Despite the previous examples, males are not always the sex with the mismatched chromosome pair. For example, the ZZ-ZW sex determination system used in birds, snakes, and some insects relies upon females to carry the mismatched chromosome pair (ZW) and males to carry the identical pair (ZZ) (Figure 6).

If the three systems discussed above are compared in side-by-side Punnett squares (Figure 7), it is easy to see that sex determination is simply a matter of gamete assortment. Determinations of male and female character arise from a variety of different gamete combination patterns, all of which are the result of gender coding in sexually reproducing organisms.

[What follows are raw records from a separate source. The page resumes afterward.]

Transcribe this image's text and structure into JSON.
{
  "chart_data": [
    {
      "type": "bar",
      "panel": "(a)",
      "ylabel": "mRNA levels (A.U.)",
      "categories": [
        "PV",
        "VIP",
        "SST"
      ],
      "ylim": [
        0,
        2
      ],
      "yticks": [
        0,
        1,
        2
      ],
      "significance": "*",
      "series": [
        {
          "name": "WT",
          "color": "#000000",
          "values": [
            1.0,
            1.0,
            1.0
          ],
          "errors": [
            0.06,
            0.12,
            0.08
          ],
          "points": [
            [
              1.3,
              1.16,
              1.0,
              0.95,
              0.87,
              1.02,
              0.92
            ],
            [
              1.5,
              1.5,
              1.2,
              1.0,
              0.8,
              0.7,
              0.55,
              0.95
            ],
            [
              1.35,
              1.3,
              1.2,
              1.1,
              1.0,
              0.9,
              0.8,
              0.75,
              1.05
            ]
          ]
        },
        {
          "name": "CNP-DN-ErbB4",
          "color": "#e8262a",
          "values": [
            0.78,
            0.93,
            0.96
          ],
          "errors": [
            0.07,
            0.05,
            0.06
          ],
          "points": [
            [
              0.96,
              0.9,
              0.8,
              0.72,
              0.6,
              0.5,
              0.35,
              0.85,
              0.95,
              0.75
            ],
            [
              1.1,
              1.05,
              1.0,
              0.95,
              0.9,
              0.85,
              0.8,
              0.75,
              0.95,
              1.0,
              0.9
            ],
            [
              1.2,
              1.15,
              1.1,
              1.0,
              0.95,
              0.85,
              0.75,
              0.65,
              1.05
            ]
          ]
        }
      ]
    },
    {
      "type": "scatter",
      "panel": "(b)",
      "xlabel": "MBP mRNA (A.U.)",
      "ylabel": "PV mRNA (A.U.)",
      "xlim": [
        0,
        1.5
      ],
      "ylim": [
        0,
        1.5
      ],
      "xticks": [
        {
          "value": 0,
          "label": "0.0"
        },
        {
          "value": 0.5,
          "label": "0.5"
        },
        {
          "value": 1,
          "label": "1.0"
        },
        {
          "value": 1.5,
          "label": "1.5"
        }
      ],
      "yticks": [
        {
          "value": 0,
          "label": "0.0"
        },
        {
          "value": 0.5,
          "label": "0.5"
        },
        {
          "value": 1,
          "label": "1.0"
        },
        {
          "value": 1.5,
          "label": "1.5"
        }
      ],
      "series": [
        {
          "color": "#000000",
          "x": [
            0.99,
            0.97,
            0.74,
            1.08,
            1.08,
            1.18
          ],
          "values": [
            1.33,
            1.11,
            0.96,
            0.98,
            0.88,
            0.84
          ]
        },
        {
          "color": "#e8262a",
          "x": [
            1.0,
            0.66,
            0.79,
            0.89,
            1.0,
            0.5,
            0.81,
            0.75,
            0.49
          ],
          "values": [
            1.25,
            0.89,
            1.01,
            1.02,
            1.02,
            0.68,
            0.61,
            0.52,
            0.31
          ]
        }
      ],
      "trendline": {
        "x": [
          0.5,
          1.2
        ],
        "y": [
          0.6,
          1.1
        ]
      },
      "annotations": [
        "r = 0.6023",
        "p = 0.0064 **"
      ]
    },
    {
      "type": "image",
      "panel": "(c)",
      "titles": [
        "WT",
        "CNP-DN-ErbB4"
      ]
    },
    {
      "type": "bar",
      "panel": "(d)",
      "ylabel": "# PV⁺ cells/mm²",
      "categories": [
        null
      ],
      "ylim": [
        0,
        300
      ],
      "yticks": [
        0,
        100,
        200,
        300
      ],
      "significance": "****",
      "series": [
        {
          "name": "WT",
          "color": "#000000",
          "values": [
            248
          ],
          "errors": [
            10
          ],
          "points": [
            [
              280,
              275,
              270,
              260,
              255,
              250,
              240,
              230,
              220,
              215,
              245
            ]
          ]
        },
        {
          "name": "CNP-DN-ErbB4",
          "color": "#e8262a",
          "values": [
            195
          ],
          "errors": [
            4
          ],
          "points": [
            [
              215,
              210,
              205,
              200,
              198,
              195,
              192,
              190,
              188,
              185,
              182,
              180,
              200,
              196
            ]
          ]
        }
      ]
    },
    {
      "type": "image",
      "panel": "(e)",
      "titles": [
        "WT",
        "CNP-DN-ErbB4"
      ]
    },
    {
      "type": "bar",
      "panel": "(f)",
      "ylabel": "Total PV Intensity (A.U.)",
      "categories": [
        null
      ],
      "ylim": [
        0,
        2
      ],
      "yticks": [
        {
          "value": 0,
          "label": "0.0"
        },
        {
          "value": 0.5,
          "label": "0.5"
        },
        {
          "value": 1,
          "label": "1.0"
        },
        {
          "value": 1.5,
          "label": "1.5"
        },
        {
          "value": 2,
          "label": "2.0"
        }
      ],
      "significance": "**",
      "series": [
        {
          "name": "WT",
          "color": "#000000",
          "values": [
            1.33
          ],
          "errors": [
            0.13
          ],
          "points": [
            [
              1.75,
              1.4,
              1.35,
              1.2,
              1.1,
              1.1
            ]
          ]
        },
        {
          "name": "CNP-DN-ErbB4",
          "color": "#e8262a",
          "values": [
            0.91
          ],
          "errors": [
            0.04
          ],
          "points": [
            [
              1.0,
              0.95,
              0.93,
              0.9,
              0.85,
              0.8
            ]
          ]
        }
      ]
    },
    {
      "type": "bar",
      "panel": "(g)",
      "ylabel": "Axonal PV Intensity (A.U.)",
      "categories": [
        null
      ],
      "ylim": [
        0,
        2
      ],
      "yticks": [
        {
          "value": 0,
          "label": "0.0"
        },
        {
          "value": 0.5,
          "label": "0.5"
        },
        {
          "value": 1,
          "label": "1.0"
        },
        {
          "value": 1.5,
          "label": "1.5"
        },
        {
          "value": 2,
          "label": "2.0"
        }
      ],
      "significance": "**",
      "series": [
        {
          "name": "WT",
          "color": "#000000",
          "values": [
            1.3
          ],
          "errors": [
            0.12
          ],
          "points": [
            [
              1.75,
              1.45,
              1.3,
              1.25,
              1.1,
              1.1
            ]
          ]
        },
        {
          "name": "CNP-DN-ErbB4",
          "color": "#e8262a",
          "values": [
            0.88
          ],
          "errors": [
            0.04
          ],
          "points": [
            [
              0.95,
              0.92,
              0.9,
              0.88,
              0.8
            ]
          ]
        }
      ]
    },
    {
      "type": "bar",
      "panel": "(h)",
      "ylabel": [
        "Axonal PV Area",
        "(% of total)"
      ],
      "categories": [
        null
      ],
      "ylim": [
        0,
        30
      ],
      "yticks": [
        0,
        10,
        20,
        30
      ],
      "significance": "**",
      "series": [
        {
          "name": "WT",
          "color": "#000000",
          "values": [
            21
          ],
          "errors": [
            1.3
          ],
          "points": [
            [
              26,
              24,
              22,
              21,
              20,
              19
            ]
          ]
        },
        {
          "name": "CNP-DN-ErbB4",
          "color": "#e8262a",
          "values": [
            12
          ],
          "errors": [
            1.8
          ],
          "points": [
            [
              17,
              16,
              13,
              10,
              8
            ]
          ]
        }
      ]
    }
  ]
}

Three Punnett square diagrams show the ratio of female to male offspring in a cross between a female parent with a male parent in humans, insects, and birds. In each scenario, half of the resulting offspring are males, and half of the resulting offspring are females. In humans, homozygotes are female, and heterozygotes are male. In insects, offspring with two alleles are female, and offspring with one allele are male. In birds, homozygotes are male, and heterozygotes are female.
Figure 7: A side-by-side comparison of sex determination systems in humans, insects, and birds.

The variety of inheritance patterns described in this article illustrate that sex determination is a complex and varied feature among organisms. The XX-XY, XX-XO, and ZZ-ZW systems are only a sample of the wide variety of sex determination systems that scientists have documented in the wide world of living beings, however.